Ausdauer's Investment Strategy
(page three)

Evaluation of Potential Small Cap Growth Companies

1)Annual revenues of USD 200 million or less.
2)Daily dollar volume of USD 50,000.00 to 3,000,000.00.
3)Share price between USD 5.00 and 20.00.
4)Net margin of 10 percent or more.
5)Relative Strength (IBD rating) of 90 or more.
6)Quarterly revenues/earnings growth of 25% or more (year-over-year).
7)Insider holdings of 15 percent or more.
8)Positive cash flow.

Promising prospects then must demonstrate consistent or rising margins, steady R and D expenditures, be taxed at a full rate, and not be issuing shares (diluting) rampantly. The balance sheet must be clean with cash on hand, little debt, and with accounts receivables and inventories growing proportionate to revenues. One must then evaluate cash flows and finances for the year to follow.

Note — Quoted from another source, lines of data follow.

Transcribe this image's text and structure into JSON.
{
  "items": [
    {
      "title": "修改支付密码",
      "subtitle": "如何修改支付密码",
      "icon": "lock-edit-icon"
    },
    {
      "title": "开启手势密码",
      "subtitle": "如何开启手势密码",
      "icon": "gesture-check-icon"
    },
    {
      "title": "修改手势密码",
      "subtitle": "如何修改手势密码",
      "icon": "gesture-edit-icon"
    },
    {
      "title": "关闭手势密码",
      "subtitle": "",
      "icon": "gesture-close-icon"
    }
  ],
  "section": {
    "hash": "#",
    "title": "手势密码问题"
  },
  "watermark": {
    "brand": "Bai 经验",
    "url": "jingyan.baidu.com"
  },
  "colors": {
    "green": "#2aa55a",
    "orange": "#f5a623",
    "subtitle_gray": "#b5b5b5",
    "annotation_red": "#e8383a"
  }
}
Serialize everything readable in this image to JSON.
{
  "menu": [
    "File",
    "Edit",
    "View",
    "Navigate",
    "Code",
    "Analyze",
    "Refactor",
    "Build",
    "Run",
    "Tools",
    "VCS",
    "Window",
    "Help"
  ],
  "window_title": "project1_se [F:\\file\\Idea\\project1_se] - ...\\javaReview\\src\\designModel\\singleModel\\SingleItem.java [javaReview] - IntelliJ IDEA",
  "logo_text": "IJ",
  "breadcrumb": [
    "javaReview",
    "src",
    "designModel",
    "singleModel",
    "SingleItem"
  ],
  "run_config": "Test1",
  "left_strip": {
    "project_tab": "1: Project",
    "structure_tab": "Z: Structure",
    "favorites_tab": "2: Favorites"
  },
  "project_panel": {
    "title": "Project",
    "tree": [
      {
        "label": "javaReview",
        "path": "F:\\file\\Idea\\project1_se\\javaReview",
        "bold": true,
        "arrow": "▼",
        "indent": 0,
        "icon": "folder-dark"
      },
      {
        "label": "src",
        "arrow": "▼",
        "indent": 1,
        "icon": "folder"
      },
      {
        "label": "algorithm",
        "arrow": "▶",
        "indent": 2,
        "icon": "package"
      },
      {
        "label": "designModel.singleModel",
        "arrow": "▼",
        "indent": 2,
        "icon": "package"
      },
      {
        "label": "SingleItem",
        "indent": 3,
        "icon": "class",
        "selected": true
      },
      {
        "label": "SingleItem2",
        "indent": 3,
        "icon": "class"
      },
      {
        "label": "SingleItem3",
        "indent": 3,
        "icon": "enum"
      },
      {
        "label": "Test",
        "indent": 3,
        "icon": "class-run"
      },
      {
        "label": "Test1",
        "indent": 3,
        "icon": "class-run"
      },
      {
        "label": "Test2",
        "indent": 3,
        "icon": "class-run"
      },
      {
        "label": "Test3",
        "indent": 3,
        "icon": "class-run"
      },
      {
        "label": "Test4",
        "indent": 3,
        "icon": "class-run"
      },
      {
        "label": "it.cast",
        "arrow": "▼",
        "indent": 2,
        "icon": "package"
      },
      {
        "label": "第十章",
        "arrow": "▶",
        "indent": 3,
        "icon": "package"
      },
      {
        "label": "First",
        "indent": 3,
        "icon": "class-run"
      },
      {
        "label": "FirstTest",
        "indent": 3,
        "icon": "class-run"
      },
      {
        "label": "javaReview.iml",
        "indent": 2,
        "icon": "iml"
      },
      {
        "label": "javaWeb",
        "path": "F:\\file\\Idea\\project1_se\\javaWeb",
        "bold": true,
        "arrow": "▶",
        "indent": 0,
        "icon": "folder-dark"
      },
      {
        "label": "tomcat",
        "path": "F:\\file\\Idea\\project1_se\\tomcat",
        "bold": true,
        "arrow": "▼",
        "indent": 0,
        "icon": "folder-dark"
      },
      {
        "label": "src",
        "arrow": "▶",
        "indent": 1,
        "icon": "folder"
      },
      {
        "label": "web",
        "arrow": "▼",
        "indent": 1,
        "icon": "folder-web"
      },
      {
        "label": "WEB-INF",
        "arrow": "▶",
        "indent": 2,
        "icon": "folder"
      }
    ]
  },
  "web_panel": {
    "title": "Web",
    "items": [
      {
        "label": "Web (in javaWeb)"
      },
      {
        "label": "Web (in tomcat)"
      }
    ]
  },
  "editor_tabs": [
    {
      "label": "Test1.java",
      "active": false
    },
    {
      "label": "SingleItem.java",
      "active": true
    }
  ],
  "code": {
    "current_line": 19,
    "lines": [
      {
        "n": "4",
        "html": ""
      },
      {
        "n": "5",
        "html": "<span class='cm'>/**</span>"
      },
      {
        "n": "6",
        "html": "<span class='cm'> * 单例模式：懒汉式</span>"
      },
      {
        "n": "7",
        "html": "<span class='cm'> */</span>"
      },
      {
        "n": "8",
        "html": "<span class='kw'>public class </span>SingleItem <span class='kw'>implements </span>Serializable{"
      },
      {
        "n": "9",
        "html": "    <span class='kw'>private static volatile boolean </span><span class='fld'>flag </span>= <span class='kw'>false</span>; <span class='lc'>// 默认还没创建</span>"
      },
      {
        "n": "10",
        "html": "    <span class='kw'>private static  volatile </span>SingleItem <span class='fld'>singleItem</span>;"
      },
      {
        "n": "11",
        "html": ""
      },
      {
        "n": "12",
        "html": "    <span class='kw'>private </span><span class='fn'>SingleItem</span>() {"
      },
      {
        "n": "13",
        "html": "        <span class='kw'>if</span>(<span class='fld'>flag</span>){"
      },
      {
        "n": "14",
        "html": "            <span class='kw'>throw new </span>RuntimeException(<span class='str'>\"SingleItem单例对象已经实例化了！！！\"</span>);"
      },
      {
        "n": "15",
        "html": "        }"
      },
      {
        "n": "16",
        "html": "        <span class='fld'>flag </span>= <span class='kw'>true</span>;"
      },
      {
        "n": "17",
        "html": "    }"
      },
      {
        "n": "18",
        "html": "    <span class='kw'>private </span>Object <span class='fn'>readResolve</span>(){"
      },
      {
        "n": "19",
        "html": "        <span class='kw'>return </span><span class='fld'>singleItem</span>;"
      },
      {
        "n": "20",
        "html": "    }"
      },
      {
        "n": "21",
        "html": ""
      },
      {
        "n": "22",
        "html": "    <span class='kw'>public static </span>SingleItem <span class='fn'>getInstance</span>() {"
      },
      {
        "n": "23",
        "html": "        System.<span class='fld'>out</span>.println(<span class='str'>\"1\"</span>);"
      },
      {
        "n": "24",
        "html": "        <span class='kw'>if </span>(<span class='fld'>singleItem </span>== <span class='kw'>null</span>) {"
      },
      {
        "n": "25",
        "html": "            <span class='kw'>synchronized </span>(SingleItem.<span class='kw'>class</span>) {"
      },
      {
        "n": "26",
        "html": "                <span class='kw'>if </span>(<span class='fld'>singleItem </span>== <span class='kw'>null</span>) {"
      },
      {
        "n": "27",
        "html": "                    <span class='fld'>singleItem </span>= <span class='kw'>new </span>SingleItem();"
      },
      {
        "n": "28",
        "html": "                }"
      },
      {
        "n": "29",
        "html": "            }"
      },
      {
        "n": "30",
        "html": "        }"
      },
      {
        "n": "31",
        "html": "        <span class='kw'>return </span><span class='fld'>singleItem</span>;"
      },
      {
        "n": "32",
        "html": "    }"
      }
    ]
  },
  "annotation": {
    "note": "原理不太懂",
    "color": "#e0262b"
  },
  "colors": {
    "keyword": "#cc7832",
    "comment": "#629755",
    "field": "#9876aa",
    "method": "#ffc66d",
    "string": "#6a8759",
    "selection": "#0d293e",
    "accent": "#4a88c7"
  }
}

If an investment passes all of these tests, the final assessment is the entry price. This is by far the most difficult task of all. The Motley Fool recommends essentially waiting for the PE/G ratio to fall to 0.5 or perhaps slightly higher.

The beauty of this approach is that one can invest in a stock without really knowing what it is that the company does. You are investing essentially on fundamentals and you don't have to know a what an EEPROM or an ATA controller might be. IT REQUIRES BLIND FAITH IN THE COMPANIES PREVIOUS FINANCIAL SUCCESS.

At the time I invested in SNDK I felt fairly secure that the majority of these conditions were met. Nonetheless, the floor fell out of the semiconductor market and before we knew it SNDK was selling below cash value. As Rex and others pointed out in early October many high tech companies were selling at bargain bottom prices. This leads me to one of my favorite quotes...

"Buy when blood is running in the streets."